For which $n$ can $\{1,2,...,n\}$ be rearranged so that the sum of each two adjacent terms is a perfect square? [duplicate]
(Just to summarize things so people don't have to jump from MSE, MO, OEIS, SO.)
This is a rather interesting question, but there are two previous MSE posts that have already covered it. Post 1 (MSE) asks for which $n$ we can arrange {$1,2,\dots n$} so that the sum $S^k$ of every two adjacent numbers is a square (or $k=2$). A commenter pointed A090461 hence,
$$n = 15,16,17,23,25,26,27,\dots,\infty$$
so it is conjectured for all $n>24$. That, in turn, was inspired by Post 2 (MSE) which was the general case, but focused on sums $S^k$ for $k>2$. For $k=3$, the OP gave an example as $n=305$.

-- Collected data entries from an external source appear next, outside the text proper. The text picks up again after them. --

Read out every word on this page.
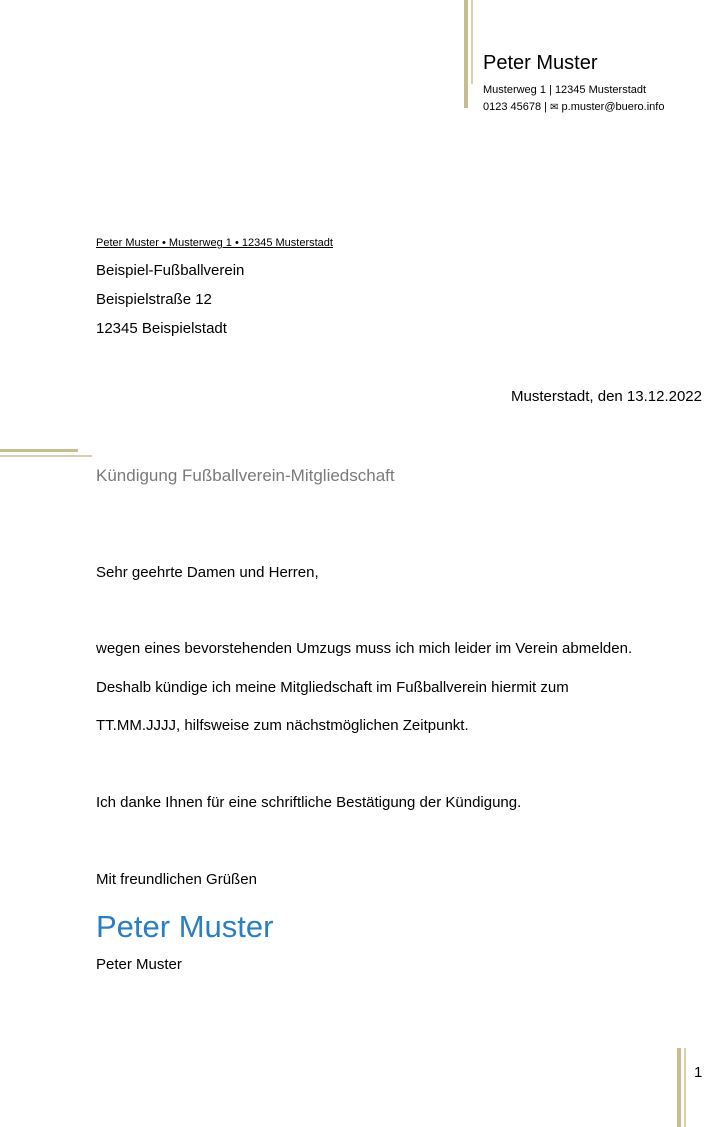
Peter Muster
Musterweg 1 | 12345 Musterstadt
0123 45678 | ✉ p.muster@buero.info
Peter Muster • Musterweg 1 • 12345 Musterstadt
Beispiel-Fußballverein
Beispielstraße 12
12345 Beispielstadt
Musterstadt, den 13.12.2022
Kündigung Fußballverein-Mitgliedschaft
Sehr geehrte Damen und Herren,
wegen eines bevorstehenden Umzugs muss ich mich leider im Verein abmelden.
Deshalb kündige ich meine Mitgliedschaft im Fußballverein hiermit zum
TT.MM.JJJJ, hilfsweise zum nächstmöglichen Zeitpunkt.
Ich danke Ihnen für eine schriftliche Bestätigung der Kündigung.
Mit freundlichen Grüßen
Peter Muster
Peter Muster
1
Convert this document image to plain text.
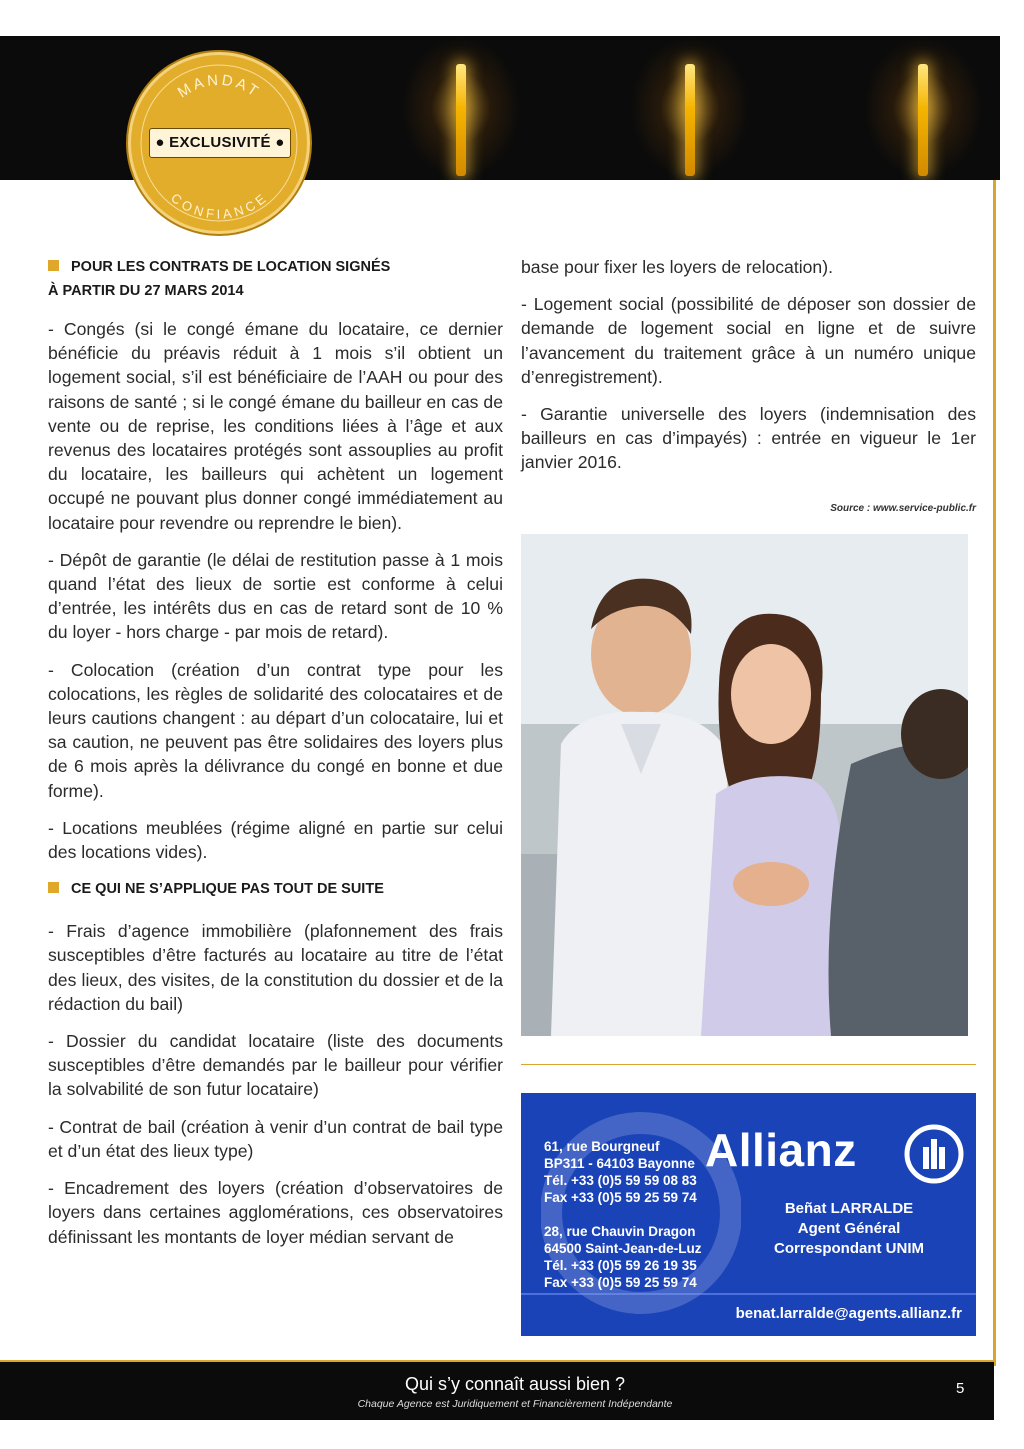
MANDAT
CONFIANCE
● EXCLUSIVITÉ ●
POUR LES CONTRATS DE LOCATION SIGNÉS
À PARTIR DU 27 MARS 2014

- Congés (si le congé émane du locataire, ce dernier bénéficie du préavis réduit à 1 mois s’il obtient un logement social, s’il est bénéficiaire de l’AAH ou pour des raisons de santé ; si le congé émane du bailleur en cas de vente ou de reprise, les conditions liées à l’âge et aux revenus des locataires protégés sont assouplies au profit du locataire, les bailleurs qui achètent un logement occupé ne pouvant plus donner congé immédiatement au locataire pour revendre ou reprendre le bien).

- Dépôt de garantie (le délai de restitution passe à 1 mois quand l’état des lieux de sortie est conforme à celui d’entrée, les intérêts dus en cas de retard sont de 10 % du loyer - hors charge - par mois de retard).

- Colocation (création d’un contrat type pour les colocations, les règles de solidarité des colocataires et de leurs cautions changent : au départ d’un colocataire, lui et sa caution, ne peuvent pas être solidaires des loyers plus de 6 mois après la délivrance du congé en bonne et due forme).

- Locations meublées (régime aligné en partie sur celui des locations vides).

CE QUI NE S’APPLIQUE PAS TOUT DE SUITE

- Frais d’agence immobilière (plafonnement des frais susceptibles d’être facturés au locataire au titre de l’état des lieux, des visites, de la constitution du dossier et de la rédaction du bail)

- Dossier du candidat locataire (liste des documents susceptibles d’être demandés par le bailleur pour vérifier la solvabilité de son futur locataire)

- Contrat de bail (création à venir d’un contrat de bail type et d’un état des lieux type)

- Encadrement des loyers (création d’observatoires de loyers dans certaines agglomérations, ces observatoires définissant les montants de loyer médian servant de

base pour fixer les loyers de relocation).

- Logement social (possibilité de déposer son dossier de demande de logement social en ligne et de suivre l’avancement du traitement grâce à un numéro unique d’enregistrement).

- Garantie universelle des loyers (indemnisation des bailleurs en cas d’impayés) : entrée en vigueur le 1er janvier 2016.

Source : www.service-public.fr
61, rue Bourgneuf
BP311 - 64103 Bayonne
Tél. +33 (0)5 59 59 08 83
Fax +33 (0)5 59 25 59 74
28, rue Chauvin Dragon
64500 Saint-Jean-de-Luz
Tél. +33 (0)5 59 26 19 35
Fax +33 (0)5 59 25 59 74
Allianz
Beñat LARRALDE
Agent Général
Correspondant UNIM
benat.larralde@agents.allianz.fr
Qui s’y connaît aussi bien ?
Chaque Agence est Juridiquement et Financièrement Indépendante
5
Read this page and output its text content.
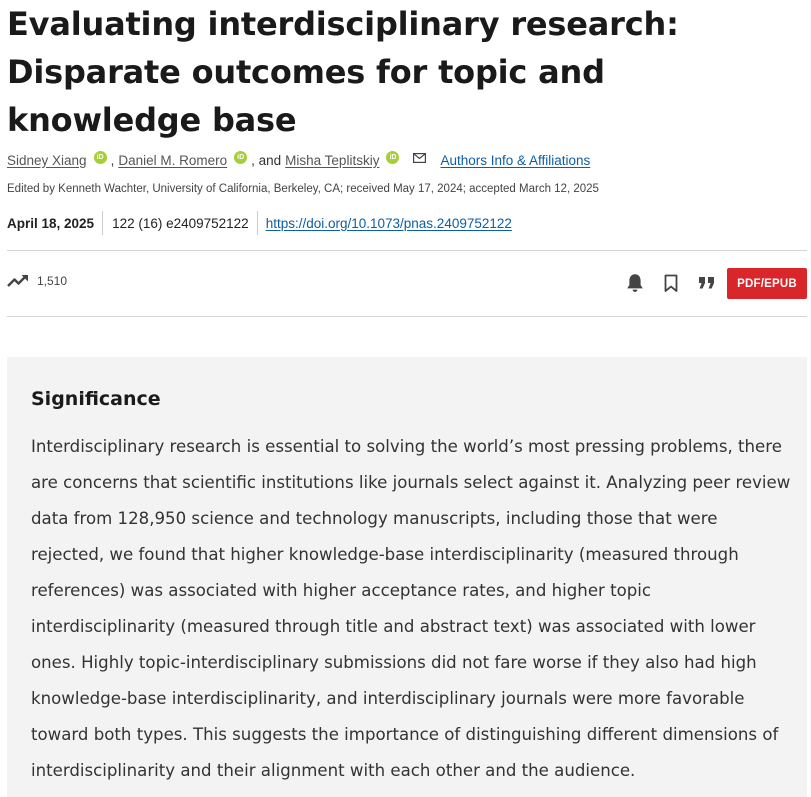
Evaluating interdisciplinary research: Disparate outcomes for topic and knowledge base
Sidney Xiang	iD , Daniel M. Romero	iD , and Misha Teplitskiy	iD	Authors Info & Affiliations
Edited by Kenneth Wachter, University of California, Berkeley, CA; received May 17, 2024; accepted March 12, 2025
April 18, 2025	122 (16) e2409752122	https://doi.org/10.1073/pnas.2409752122
1,510	PDF/EPUB
Significance

Interdisciplinary research is essential to solving the world’s most pressing problems, there are concerns that scientific institutions like journals select against it. Analyzing peer review data from 128,950 science and technology manuscripts, including those that were rejected, we found that higher knowledge-base interdisciplinarity (measured through references) was associated with higher acceptance rates, and higher topic interdisciplinarity (measured through title and abstract text) was associated with lower ones. Highly topic-interdisciplinary submissions did not fare worse if they also had high knowledge-base interdisciplinarity, and interdisciplinary journals were more favorable toward both types. This suggests the importance of distinguishing different dimensions of interdisciplinarity and their alignment with each other and the audience.
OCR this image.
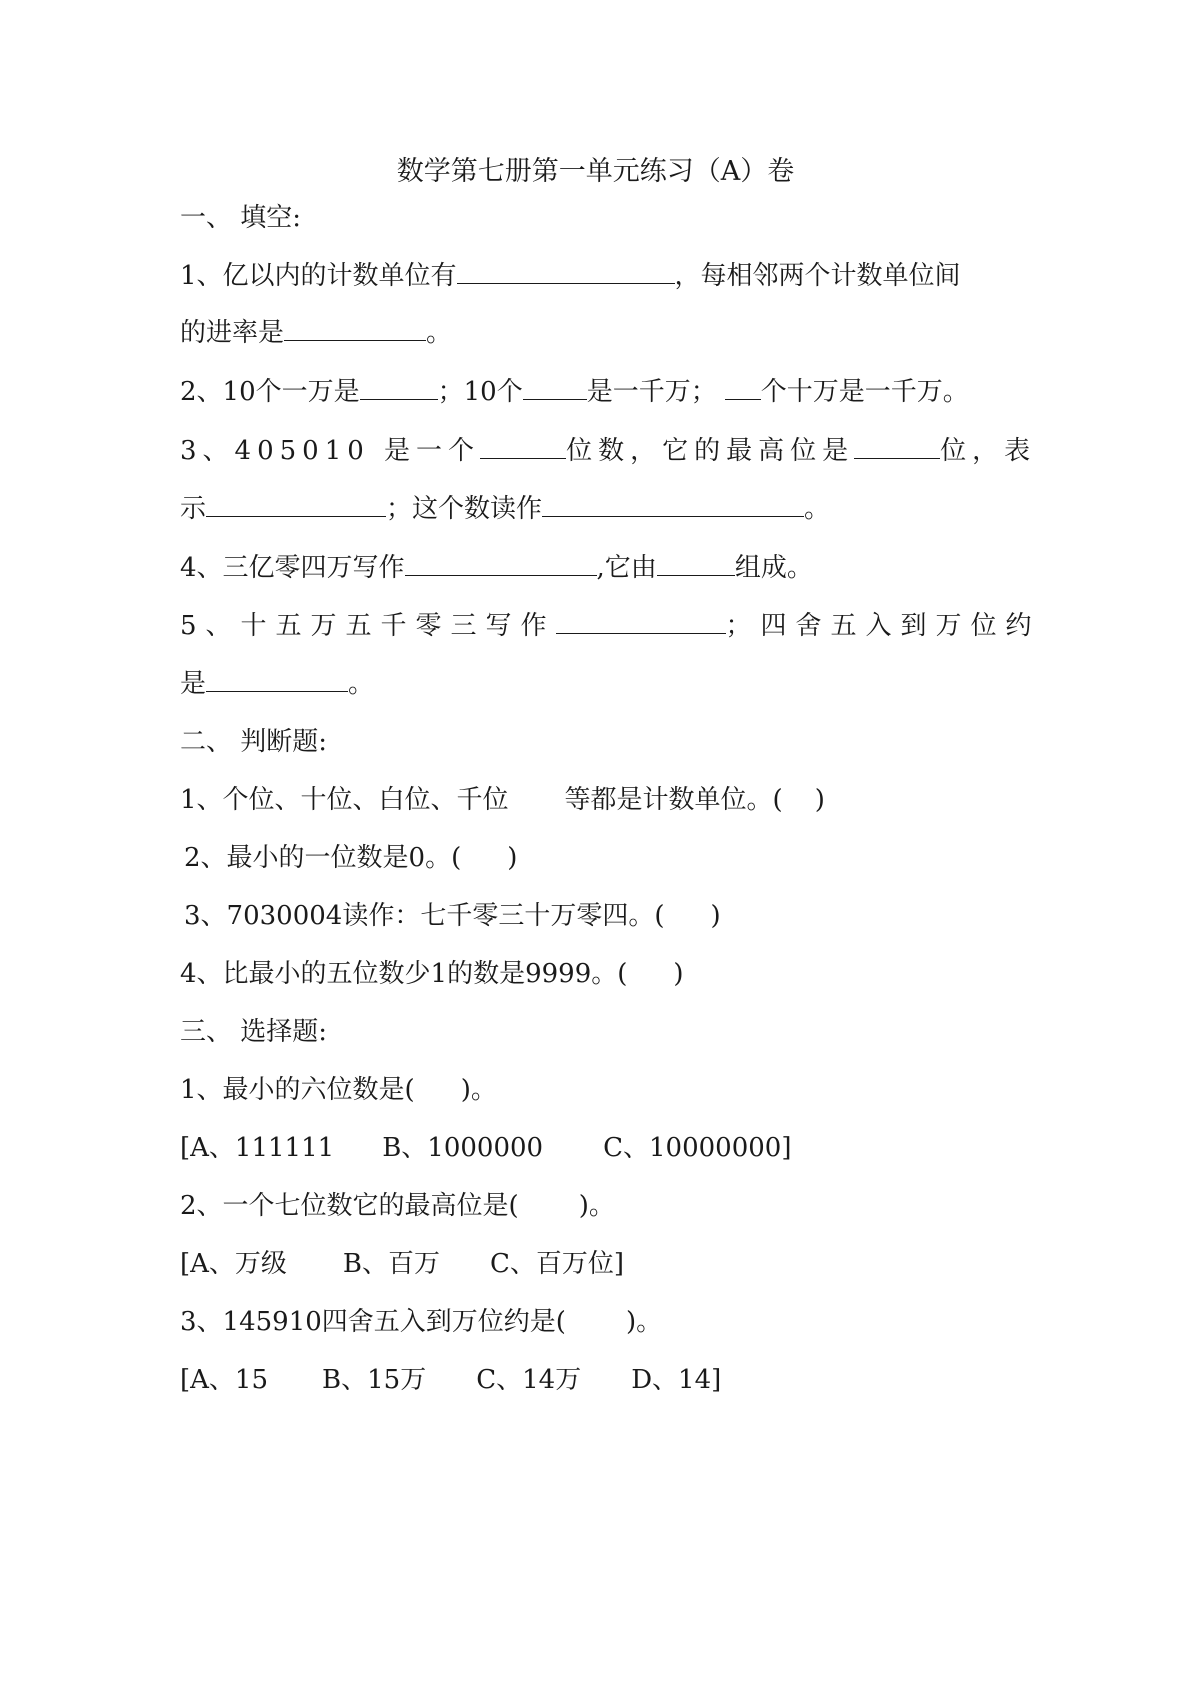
数学第七册第一单元练习（A）卷
一、 填空:
1、亿以内的计数单位有	，每相邻两个计数单位间
的进率是	。
2、10个一万是	；10个 是一千万； 个十万是一千万。
3、405010 是一个	位数，它的最高位是	位，表
示	；这个数读作	。
4、三亿零四万写作	,它由	组成。
5、十五万五千零三写作	；四舍五入到万位约
是	。
二、 判断题:
1、个位、十位、白位、千位 等都是计数单位。( )
2、最小的一位数是0。( )
3、7030004读作：七千零三十万零四。( )
4、比最小的五位数少1的数是9999。( )
三、 选择题:
1、最小的六位数是( )。
[A、111111 B、1000000 C、10000000]
2、一个七位数它的最高位是( )。
[A、万级 B、百万 C、百万位]
3、145910四舍五入到万位约是( )。
[A、15 B、15万 C、14万 D、14]
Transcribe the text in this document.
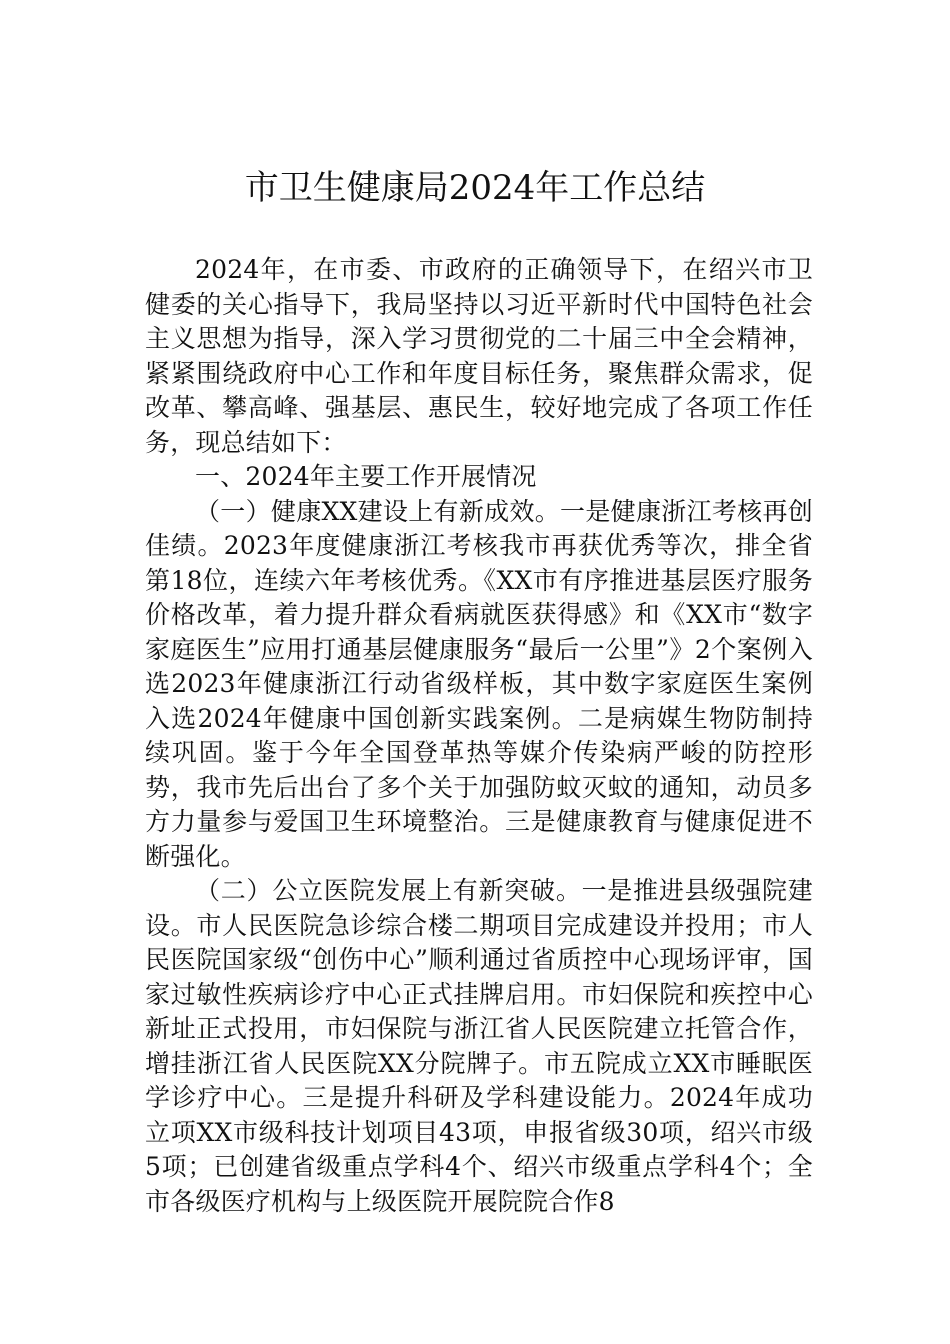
市卫生健康局2024年工作总结

2024年，在市委、市政府的正确领导下，在绍兴市卫健委的关心指导下，我局坚持以习近平新时代中国特色社会主义思想为指导，深入学习贯彻党的二十届三中全会精神，紧紧围绕政府中心工作和年度目标任务，聚焦群众需求，促改革、攀高峰、强基层、惠民生，较好地完成了各项工作任务，现总结如下：

一、2024年主要工作开展情况

（一）健康XX建设上有新成效。一是健康浙江考核再创佳绩。2023年度健康浙江考核我市再获优秀等次，排全省第18位，连续六年考核优秀。《XX市有序推进基层医疗服务价格改革，着力提升群众看病就医获得感》和《XX市“数字家庭医生”应用打通基层健康服务“最后一公里”》2个案例入选2023年健康浙江行动省级样板，其中数字家庭医生案例入选2024年健康中国创新实践案例。二是病媒生物防制持续巩固。鉴于今年全国登革热等媒介传染病严峻的防控形势，我市先后出台了多个关于加强防蚊灭蚊的通知，动员多方力量参与爱国卫生环境整治。三是健康教育与健康促进不断强化。

（二）公立医院发展上有新突破。一是推进县级强院建设。市人民医院急诊综合楼二期项目完成建设并投用；市人民医院国家级“创伤中心”顺利通过省质控中心现场评审，国家过敏性疾病诊疗中心正式挂牌启用。市妇保院和疾控中心新址正式投用，市妇保院与浙江省人民医院建立托管合作，增挂浙江省人民医院XX分院牌子。市五院成立XX市睡眠医学诊疗中心。三是提升科研及学科建设能力。2024年成功立项XX市级科技计划项目43项，申报省级30项，绍兴市级5项；已创建省级重点学科4个、绍兴市级重点学科4个；全市各级医疗机构与上级医院开展院院合作8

Post 3 (MO) gives an example for $k=4$ as $n=9641$. It was also a cyclic arrangement; that is, the first and last entries also have a sum $S^k$.
P.S. Re MYXMYX's question here if there is a cyclic arrangement for $n=35$ for squares, MJD found there are a whopping $17175$ possible arrangements, so chances are good. By the update below, OEIS says there are $57$ ways to do it.)